= Loop splitting =

Compiler optimization technique

Loop splitting is a compiler optimization technique. It attempts to simplify a loop or eliminate dependencies by breaking it into multiple loops which have the same bodies but iterate over different contiguous portions of the index range.

==Loop peeling==
Loop peeling is a special case of loop splitting which splits any problematic first (or last) few iterations from the loop and performs them outside of the loop body.

Suppose a loop was written like this:

int p = 10;
for (int i = 0; i < 10; ++i) {
    y[i] = x[i] + x[p];
    p = i;
}

Notice that p = 10 only for the first iteration, and for all other iterations, p = i - 1. A compiler can take advantage of this by unwinding (or "peeling") the first iteration from the loop.

After peeling the first iteration, the code would look like this:

y[0] = x[0] + x[10];
for (int i = 1; i < 10; ++i) {
    y[i] = x[i] + x[i - 1];
}

This equivalent form eliminates the need for the variable p inside the loop body.

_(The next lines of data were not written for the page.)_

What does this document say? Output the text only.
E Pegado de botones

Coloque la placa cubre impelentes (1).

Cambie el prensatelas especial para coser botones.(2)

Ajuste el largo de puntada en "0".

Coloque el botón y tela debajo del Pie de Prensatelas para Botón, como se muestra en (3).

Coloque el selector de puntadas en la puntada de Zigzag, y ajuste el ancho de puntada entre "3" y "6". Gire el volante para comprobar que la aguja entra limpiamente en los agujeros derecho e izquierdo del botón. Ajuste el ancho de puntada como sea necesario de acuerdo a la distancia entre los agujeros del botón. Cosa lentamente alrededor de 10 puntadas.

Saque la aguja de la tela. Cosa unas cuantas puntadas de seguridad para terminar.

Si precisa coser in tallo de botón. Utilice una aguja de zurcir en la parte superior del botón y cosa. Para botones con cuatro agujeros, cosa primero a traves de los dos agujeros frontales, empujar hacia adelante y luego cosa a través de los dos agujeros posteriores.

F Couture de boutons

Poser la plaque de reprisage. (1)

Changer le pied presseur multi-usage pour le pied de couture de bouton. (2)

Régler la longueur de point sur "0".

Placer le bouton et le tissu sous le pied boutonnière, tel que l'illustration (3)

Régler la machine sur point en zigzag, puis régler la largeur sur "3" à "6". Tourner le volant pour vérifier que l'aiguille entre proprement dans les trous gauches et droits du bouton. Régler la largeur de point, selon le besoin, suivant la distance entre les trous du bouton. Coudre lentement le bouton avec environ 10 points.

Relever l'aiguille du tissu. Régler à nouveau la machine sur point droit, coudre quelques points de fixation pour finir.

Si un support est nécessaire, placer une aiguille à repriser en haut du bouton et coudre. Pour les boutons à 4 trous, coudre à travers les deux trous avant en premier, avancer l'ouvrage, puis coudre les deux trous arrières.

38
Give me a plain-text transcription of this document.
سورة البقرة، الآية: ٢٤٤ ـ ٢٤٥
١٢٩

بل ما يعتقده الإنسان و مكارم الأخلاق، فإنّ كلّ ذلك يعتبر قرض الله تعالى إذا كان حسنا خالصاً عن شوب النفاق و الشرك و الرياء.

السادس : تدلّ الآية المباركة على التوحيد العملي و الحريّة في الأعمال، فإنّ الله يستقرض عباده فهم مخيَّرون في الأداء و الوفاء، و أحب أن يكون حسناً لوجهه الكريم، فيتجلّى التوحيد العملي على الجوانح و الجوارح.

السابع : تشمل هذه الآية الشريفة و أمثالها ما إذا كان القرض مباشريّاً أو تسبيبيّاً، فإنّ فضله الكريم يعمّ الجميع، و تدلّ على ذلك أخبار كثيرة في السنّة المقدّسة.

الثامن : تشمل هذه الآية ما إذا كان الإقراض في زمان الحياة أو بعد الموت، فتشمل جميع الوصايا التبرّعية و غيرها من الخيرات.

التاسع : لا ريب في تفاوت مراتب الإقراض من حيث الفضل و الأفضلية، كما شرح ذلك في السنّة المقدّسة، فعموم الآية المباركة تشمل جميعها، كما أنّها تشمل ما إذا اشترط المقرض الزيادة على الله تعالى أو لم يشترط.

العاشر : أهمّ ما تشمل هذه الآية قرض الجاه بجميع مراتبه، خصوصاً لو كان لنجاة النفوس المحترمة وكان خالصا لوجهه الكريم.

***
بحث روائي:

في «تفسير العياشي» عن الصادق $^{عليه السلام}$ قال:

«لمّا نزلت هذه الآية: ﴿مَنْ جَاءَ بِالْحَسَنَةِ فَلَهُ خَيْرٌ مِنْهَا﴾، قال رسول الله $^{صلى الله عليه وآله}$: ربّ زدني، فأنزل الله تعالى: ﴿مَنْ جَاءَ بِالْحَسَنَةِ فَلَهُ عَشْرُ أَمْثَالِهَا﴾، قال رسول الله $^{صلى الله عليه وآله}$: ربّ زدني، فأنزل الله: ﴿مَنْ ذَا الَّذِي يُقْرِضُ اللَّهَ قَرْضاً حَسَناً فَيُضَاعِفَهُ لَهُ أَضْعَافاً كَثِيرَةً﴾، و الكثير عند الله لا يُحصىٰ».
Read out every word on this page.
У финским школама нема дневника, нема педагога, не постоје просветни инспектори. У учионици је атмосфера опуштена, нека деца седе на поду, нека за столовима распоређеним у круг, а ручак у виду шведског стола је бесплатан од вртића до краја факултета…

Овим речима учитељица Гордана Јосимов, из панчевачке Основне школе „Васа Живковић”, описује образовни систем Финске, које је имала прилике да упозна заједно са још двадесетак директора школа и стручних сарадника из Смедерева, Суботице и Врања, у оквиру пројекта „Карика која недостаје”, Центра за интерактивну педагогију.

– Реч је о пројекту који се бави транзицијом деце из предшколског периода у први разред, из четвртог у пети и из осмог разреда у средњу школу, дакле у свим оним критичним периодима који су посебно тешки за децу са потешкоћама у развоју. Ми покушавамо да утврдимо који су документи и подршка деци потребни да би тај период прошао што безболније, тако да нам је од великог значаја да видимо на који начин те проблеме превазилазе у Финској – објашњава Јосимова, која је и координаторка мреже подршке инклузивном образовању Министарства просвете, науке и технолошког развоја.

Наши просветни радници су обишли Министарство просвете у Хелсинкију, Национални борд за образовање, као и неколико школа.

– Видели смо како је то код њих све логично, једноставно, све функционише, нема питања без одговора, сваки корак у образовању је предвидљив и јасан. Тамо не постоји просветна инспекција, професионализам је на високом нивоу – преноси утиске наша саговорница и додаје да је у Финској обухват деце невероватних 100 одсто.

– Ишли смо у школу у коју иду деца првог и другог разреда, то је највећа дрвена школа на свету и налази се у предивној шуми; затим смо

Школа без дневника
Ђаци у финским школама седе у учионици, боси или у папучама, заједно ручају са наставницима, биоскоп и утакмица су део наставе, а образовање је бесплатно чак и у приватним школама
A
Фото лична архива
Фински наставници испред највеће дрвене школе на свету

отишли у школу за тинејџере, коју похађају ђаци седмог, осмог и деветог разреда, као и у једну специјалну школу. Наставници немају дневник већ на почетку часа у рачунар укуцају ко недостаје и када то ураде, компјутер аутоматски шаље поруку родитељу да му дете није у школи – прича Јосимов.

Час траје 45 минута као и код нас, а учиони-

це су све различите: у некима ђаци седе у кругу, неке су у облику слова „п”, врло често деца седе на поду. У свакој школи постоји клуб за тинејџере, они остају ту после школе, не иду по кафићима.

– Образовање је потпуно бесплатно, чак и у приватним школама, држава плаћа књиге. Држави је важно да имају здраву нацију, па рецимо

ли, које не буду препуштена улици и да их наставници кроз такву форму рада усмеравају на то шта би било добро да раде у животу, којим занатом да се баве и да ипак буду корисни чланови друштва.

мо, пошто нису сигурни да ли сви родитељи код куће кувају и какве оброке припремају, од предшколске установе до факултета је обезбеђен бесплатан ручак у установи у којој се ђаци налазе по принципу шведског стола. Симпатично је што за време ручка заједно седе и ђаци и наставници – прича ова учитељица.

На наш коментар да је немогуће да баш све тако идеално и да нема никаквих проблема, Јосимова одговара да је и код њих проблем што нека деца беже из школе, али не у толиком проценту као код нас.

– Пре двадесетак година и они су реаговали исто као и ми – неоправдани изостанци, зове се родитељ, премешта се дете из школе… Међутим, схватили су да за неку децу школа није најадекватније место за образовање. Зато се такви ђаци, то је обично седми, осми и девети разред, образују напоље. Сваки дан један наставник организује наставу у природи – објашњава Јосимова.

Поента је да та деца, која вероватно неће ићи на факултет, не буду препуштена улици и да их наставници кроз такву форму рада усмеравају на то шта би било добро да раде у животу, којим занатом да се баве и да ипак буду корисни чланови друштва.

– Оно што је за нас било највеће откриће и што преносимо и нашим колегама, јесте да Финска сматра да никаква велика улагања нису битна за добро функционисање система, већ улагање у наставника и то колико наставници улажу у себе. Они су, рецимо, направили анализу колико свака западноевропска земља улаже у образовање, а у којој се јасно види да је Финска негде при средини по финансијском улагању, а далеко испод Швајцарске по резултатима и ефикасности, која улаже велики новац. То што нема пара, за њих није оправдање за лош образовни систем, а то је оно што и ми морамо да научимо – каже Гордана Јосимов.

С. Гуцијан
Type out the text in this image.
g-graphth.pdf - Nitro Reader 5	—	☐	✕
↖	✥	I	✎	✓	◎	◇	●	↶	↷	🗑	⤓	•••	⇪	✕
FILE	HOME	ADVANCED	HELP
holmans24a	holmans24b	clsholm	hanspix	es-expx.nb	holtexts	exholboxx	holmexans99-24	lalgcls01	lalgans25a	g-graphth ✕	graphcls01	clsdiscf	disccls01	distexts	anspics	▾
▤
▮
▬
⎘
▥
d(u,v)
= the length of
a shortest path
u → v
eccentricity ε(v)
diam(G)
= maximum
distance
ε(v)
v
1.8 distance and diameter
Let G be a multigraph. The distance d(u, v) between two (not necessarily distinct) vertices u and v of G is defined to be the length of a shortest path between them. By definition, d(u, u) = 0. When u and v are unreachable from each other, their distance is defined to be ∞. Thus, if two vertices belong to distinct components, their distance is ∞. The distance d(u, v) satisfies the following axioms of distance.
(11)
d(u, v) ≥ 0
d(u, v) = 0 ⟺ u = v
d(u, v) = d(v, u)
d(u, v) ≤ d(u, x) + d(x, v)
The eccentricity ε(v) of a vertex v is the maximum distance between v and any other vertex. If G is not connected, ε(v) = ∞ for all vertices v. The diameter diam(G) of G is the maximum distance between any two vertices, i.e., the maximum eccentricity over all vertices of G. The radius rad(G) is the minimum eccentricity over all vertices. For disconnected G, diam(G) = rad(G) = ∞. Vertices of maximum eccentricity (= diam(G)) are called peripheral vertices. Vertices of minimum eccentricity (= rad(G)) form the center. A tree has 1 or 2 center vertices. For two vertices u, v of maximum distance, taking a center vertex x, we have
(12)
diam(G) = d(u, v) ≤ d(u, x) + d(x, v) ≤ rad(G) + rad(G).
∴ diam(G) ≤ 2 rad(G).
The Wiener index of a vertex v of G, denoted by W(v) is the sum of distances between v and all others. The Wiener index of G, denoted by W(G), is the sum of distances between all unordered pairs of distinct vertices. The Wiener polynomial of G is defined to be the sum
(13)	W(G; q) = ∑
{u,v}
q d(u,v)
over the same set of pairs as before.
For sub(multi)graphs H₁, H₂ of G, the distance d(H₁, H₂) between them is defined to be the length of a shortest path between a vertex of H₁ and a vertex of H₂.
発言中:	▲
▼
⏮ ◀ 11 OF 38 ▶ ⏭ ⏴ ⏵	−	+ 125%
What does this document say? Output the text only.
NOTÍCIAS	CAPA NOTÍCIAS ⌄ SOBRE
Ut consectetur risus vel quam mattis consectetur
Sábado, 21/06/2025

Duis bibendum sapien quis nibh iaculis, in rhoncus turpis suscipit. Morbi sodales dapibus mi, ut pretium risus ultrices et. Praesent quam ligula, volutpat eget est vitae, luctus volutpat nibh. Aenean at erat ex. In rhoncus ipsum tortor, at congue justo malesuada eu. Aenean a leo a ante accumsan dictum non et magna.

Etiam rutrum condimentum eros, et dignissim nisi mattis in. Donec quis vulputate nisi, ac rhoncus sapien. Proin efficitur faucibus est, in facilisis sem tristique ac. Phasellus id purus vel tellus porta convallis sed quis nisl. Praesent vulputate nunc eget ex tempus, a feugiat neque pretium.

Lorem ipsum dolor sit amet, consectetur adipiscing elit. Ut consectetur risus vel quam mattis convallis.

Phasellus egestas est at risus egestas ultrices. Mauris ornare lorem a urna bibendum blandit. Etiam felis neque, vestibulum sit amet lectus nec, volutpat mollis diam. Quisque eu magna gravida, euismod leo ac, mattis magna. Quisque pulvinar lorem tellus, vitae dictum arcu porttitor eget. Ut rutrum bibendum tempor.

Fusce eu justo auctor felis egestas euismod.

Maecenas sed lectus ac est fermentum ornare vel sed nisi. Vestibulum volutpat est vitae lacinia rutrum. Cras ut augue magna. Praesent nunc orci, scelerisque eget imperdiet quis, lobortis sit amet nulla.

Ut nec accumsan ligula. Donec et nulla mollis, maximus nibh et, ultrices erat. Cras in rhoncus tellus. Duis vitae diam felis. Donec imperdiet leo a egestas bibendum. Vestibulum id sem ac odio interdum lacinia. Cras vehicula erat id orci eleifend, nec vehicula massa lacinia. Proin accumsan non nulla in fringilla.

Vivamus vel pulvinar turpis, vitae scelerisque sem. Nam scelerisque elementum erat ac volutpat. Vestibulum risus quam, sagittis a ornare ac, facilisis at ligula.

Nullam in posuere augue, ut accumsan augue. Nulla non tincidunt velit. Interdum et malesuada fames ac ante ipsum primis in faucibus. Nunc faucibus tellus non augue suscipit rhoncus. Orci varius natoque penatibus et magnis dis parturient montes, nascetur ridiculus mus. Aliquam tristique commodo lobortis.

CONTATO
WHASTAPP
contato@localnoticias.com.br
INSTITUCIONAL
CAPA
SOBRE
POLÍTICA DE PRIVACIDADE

Loop peeling was introduced in gcc in version 3.4. More generalised loop splitting was added in GCC 7.

== Brief history of the term ==
Apparently the term "peeling" was for the first time used by Cannings, Thompson and Skolnick in their 1976 paper on computational models for (human) inheritance. There the term was used to denote a method for collapsing phenotypic information onto parents. From there the term was used again in their papers, including their seminal paper on probability functions on complex pedigrees.

In compiler technology, the term first turned up in late 1980s papers on VLIW and superscalar compilation.